Some have been vetted and gained refugee status in Europe, while others have been resettled elsewhere, such as Niger. But these schemes have only helped a fraction of the estimated 300,000-500,000 refugees and migrants in Libya.
The situation is complicated by turbulence across Libya, which has been wracked by chaos since the 2011 uprising that killed president Moamer Kadhafi and saw the country spiral into a civil war that persists today.
The airstrike that killed migrants at Tajoura occurred after renegade military commander Khalifa Haftar and his self-styled Libyan National Army (LNA) launched an offensive in early April to seize control of Tripoli.
Pro-GNA forces weathered the initial onslaught and since then, fighting has remained deadlocked on the outskirts of the capital, with both sides resorting to air attacks in recent days.
The fighting since April has killed nearly 1,100 people and injured more than 5,750, according to the UN’s World Health Organization. More than 100,000 civilians have fled their homes.
The GNA has blamed Haftar’s forces for Tajoura; an LNA spokesperson denied this. So far, there has been no investigation into who ordered the attack, though it is understood that only LNA forces have access to warplanes.
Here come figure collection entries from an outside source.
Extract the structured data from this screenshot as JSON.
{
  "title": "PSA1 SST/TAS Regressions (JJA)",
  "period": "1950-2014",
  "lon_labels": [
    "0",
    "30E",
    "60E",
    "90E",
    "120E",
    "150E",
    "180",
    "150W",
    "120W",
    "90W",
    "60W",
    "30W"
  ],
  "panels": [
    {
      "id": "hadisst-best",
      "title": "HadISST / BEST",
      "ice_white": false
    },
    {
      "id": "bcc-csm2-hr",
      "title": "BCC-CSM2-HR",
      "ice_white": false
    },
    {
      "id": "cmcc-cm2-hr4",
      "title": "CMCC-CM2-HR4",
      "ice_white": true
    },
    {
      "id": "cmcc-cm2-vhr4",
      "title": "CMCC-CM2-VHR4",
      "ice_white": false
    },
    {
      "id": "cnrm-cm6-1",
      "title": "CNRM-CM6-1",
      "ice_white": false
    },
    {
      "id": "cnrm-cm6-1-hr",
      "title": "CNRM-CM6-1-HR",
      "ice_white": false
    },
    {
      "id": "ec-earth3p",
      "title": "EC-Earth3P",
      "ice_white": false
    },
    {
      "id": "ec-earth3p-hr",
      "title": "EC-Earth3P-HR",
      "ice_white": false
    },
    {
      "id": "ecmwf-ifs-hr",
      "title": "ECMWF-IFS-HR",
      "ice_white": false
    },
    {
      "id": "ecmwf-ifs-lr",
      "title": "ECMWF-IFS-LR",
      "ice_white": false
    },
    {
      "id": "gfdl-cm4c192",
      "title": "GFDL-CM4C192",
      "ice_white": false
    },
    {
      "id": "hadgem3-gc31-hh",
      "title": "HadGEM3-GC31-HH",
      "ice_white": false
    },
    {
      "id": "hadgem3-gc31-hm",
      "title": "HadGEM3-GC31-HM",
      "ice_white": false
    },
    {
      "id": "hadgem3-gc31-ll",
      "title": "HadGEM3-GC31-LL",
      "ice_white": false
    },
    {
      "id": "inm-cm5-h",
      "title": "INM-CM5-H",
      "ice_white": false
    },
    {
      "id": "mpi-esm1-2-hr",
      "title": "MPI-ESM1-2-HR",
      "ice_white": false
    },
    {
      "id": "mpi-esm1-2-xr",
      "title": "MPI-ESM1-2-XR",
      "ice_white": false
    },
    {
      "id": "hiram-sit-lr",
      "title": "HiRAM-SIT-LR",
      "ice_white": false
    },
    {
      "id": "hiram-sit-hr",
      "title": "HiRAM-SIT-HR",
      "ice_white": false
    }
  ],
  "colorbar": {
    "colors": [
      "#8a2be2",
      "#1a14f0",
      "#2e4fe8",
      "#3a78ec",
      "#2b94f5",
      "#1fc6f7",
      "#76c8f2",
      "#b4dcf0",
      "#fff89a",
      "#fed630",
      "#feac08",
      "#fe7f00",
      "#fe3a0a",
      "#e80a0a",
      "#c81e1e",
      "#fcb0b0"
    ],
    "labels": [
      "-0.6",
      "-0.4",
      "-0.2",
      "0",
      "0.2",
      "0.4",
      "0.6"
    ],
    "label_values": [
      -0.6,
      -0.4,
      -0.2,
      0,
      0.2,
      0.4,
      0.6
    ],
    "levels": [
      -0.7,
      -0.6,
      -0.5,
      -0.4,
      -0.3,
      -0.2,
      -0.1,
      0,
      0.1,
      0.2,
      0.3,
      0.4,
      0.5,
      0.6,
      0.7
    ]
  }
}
Elinor Raikes, a Europe and North Africa director for the International Rescue Committee, an aid group that operates in Libya, said life would remain tough for refugees and migrants until the GNA, LNA and others put down their guns and started talking.
“After years of chaos in Libya, the warring parties must be brought back to the negotiating table and leading powers, chiefly the US and Europe, should recognise the immense convening power they have to bring about a diplomatic resolution,” said Raikes.
“Without a more united political and diplomatic approach by international actors, we can have little confidence in seeing an end to this war.”